Young makes a point of speaking plainly, whether to employees or vendors, and making sure everyone is on the same page. “We’re all in this together,” she says.
Full-service IT
Young’s department is a full-service IT shop that manages projects and turns out custom-made apps. There are sixty-five employees in IT, four of them directors. Consultants and interns also play an important role on the team.
Managing the department involves analyzing its performance metrics and making sure that her many internal and external customers are happy, the department is meeting its service level quotas and her own folks are getting the coaching they need.
Another big part of her job is working with vendors. “They’re a rich source of information,” she points out. “They provide information about new technology trends and IT-related services being offered, as well as insight into what other IT shops are doing.
“On the other hand, if a vendor is not meeting our expectations I have to pull that vendor back in line. That’s an important part of what I do.”
Apps for the field force
PGW is the nation’s largest municipally owned natural-gas utility, with more than half a million residential and commercial customers in the city of Philadelphia. Its largest functional area is field ops, Young notes. PGW’s field operations section has two major departments, each with different needs.
Back in the 1980s PGW was one of the first gas companies to use wireless technology, putting proprietary hardware devices in the service trucks. Servicing field ops raises some unique challenges, Young says. “First of all, the hardware for both departments has to be ruggedized and able to withstand severe conditions. Secondly, not everyone in the field wants to use computers.”
But they’re doing it all the same. For example, Young’s people built a mobile dispatching app that field techs use to respond to gas leaks, service gas appliances and turn the gas on and off.
The application is written in dot.net, Young explains. Release 1 of the mobile system was designed to address leak response, emergencies, service turn-on and turn-off, meter replacements and appliance repairs. Last year, release 2 of the app converted many of the department’s paper-based processes to an electronic system with a flexible workflow.
Unleashing creativity
Young and her team just finished a five-year business plan for the IT department. “The plan consists of pure IT initiatives,” she says. “Planning is a continual process.”
Her favorite thing about management? “It’s an opportunity to unleash creativity.
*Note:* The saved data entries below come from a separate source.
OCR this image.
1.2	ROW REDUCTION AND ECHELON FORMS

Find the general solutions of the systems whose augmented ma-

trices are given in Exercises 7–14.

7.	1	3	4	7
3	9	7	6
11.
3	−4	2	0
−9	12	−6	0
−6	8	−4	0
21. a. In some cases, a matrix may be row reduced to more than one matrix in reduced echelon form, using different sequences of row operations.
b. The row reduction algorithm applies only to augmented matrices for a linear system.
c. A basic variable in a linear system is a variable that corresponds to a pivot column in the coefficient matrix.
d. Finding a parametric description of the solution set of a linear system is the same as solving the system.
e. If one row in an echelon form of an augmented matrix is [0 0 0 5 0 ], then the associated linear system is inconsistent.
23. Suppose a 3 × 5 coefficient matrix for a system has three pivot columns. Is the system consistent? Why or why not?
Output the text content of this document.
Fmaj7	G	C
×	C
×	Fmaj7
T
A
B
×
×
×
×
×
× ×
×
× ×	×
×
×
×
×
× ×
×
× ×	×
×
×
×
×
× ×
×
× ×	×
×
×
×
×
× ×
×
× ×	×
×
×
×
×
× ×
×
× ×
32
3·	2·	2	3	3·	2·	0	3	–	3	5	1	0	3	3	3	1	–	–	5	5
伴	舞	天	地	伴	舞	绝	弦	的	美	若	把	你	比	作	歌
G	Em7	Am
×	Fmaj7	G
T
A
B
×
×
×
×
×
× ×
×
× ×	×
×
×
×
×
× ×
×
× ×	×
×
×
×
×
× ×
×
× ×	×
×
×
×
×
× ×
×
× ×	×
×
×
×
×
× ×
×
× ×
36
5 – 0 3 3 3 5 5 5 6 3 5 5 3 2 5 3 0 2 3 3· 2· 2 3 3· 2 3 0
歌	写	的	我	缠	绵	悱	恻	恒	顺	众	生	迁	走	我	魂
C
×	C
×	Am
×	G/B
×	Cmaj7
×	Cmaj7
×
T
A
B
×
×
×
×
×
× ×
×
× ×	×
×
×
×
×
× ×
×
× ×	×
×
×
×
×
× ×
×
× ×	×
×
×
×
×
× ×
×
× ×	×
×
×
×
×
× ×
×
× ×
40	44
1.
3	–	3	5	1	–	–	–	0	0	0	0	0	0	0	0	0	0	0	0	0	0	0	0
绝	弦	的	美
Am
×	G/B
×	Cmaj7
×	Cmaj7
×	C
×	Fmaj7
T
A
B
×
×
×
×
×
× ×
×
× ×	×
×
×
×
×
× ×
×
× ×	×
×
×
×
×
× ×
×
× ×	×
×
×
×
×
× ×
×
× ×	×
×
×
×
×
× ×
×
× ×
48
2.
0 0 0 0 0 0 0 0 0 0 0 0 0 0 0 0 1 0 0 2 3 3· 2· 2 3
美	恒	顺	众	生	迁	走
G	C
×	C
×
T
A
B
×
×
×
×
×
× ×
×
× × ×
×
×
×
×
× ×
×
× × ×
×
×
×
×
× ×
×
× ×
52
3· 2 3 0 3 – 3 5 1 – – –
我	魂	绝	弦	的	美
I have the authority to engage very talented people, and the final product is so much better than anything I could do myself. The team is so talented!”
Born in Philadelphia
Young was born and raised in West Philadelphia. She went to Temple University in the late 1970s, intending to be an actuarial science major, switching to CS, then getting married and moving away for seven years, she recalls.
“It didn’t work out, and I came back to Philly and joined PGW because I wanted a job with a company that would pay tuition. I always knew I wanted to work with computers.”
That was in 1984. At PGW she worked the midnight shift and opened the day’s mail, then walked up the street to take classes at Temple University as a full-time student. During her senior year she married again and became a mom.
IT at last!
In 1987, based on the schooling she’d had so far, PGW moved her to a job as an IT developer. For four years she wrote custom mainframe apps, then worked as an IDMS DBA for another five. In 1996 she became a systems admin, first for CICS and then for Unix.
Rough apprenticeship
The decision to go into management “came out of adversity,” Young confides. She had been working for a brilliant boss, essentially “a one-man show.” Then one day he suddenly gave his notice, and Young had two weeks to learn to manage the complex infrastructure of the mainframe-based mobile application. To further complicate the challenge, no training or vendor support was available for the legacy systems, although PGW was still using them 24/7.
“Somehow I managed to survive,” Young recalls with feeling. The system was eventually replaced with a purchased app on a new platform as part of the corporate Y2K remediation effort.
In 1998 she was promoted to manager and put in charge of PGW’s data center operations.
“It was very challenging. The data center could not be unmanned at any time,” she says.
Up to director
In 2003 Young finally attained her BS in IT, with a focus on operating systems and programming, from the University of Phoenix. That same year she became director of PGW’s tech strategy and support section. She oversaw the developers, the application architect and the project managers in this full-service application services shop.
The favorite project of her entire career came along in 2004. “It was really slick,” she recalls. “Customer information is our bread-and-butter system, and it was getting old and slow. We changed everything underneath, putting in faster servers and an automated job scheduler. It was a six-month project that had an immediate benefit for PGW’s call center. We had a lot fewer abandoned calls and the average answer speed improved dramatically!”
...and CIO
Young took over her CIO job in 2007 when her predecessor became a senior VP. PGW does
a good job with succession planning, she notes. “Several of us participated in a leadership development program that sent us to Wharton for executive decision-making courses. We also received Six Sigma training with a real project to implement.”
Her unique career journey put Young first in line for the CIO job. She has worked in, and in many cases managed, almost every section of PGW IT. “I love learning new things,” she says.
Getting along
Through the years, Young often had to juggle her very busy career with motherhood. Sometimes she’d bring her children into work with her. “There’s no magic formula, but my husband and family have been phenomenally supportive,” she says.
Off the job, Young is a member of the Network of Women in Computer Technology, which offers speakers and mentoring opportunities to its Delaware Valley members. She also belongs to the Philadelphia chapter of the Society for Information Management, which has many CIO members. Every summer the group sponsors a tech camp for teenagers, where Young volunteered last year.
Her advice to other upward-bound managers: learn from criticism; it can take your career to another level. Work very hard, and work happy. Keep your confidence, even on your worst day, and above all be yourself. “I’m an African American female and I never try to hide what I am or where I came from,” Young declares.